- 518 Okunma
- 2 Yorum
- 0 Beğeni
İZMİR’DE ENGEL TANIMAYAN KAHRAMAN
İZMİR’DE ENGEL TANIMAYAN KAHRAMAN
"İlk ve en büyük zafer, insanın kendi kendisini fethetmesidir." Platon
Türkiye’de engelli olmak kolay bir durum değildir. Çünkü engellilerin yaşanabilirliği açısından ülkemiz henüz istenilen noktada değildir. Engellilik bir davadır. Bu davayı savunmak, müdafaa etmek her yiğidin harcı değildir. Maalesef Türkiye’de engellilerin büyük bir bölümü kendi davalarını savunmaktan bi haberdir. İstisnalar kaideyi bozmaz tabi. Bizde konumuz gereği engellilik davasının yıldızlarından görme engelli Türkiye Beyazay Derneği İzmir şube başkanı Salih Arıkan beyefendiden bahsedeceğiz.
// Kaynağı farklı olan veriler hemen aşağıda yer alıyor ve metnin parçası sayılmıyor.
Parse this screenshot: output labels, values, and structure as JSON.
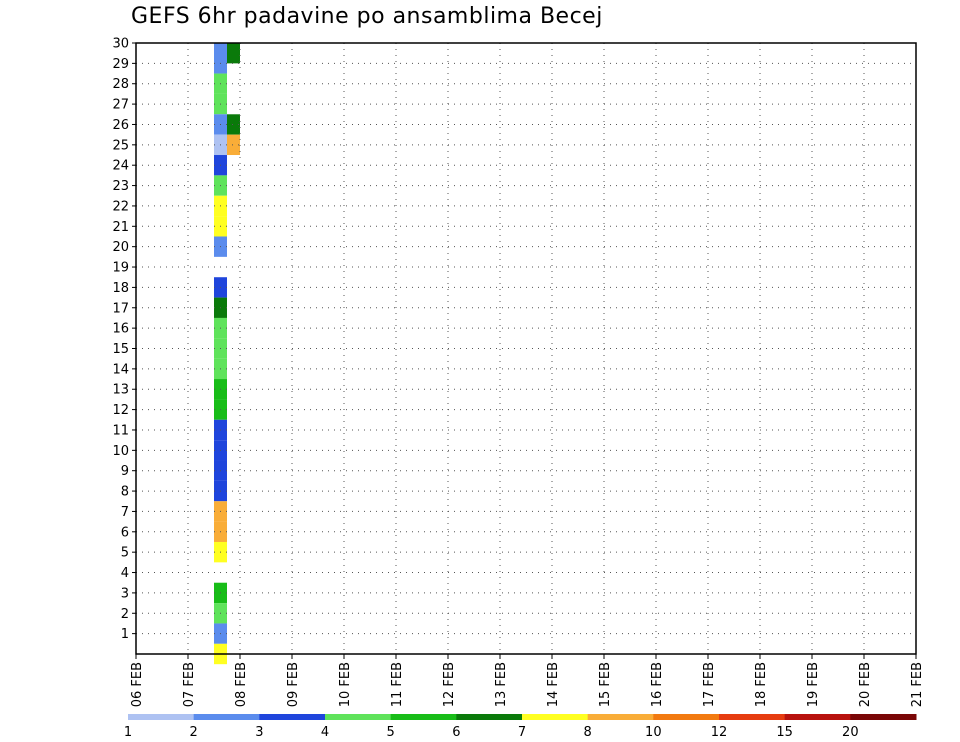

Türkiye onu son dönemlerde bir otopark’da başına gelen talihsiz bir olaydan dolayı daha iyi tanıdı. Neydi o olay;
‘İzmir’in Konak İlçesi’nde, bir iş merkezinin otoparkının girişine park edilen kapalı kasa minibüse tepki gösteren görme engelli 39 yaşındaki Salih Arıkan, elindeki beyaz bastonla araca vurup, bir süre otoparkın girişinde bekledi.’(1)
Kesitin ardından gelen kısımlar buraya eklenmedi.